One recent trend in bin picking and piece picking involves 3D imaging systems combining with deep learning/machine learning software to solve unique challenges such as picking from vast numbers of SKUs, picking randomly oriented or irregularly shaped objects, or picking objects the system hasn’t seen before. These items could be small consumer goods, food products, medical products, or any range of different parts. Some suppliers in the machine vision space already offer fully integrated pick-and-place and bin picking systems that utilize deep learning and feature robots, 3D vision, and AI technology built into the system and ready for immediate deployment.
Deep Learning Settles In
Deep learning has become increasingly popular in automated inspection applications in the manufacturing space as well. For years, deep learning has been something of an enigma in this space. In addition to being initially overhyped — possibly as a replacement for traditional machine vision approaches — deep learning may have been intimidating due to it being a ‘black box,’ where it’s difficult to understand at first glance the inner workings of the individual convolutional neural nets.
As deep learning software has become more mature and available on the market, and as the understanding of how deep learning works continues to grow, manufacturers have found applications for which the technology is a good fit. When training data, proper image labeling, ample resources, and a consensus on defining defects are required, deep learning can add tremendous value for manufacturers looking to perform tasks such as semiconductor and electronics inspection, packaging, and automotive manufacturing, to name a few.
Advancing, Ad Infinitum
Automation in general is being deployed at record rates because it is helping companies of all sizes, in all industries, be more productive and globally competitive.
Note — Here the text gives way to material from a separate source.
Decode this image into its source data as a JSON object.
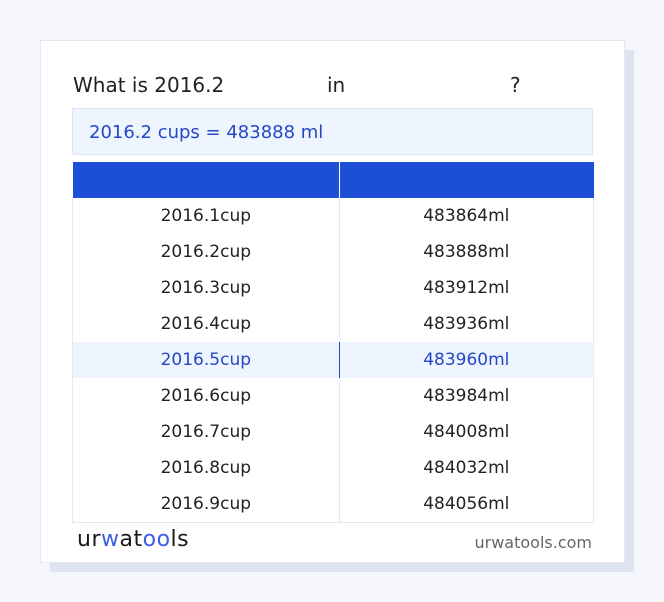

The technologies outlined here represent just a handful of recent advances and trends that have helped companies innovate and drive revenue. Traditional machine vision technologies including rules-based algorithms, 2D cameras, and barcode readers continue to reliably serve companies of all types, all over the globe, at ever-increasing rates.
As always, machine vision suppliers continue to meet the evolving needs of end users and customers, and the overall automation space benefits — finding new ways to increase productivity and efficiency, protect against current and future disruptions, and ultimately drive revenue.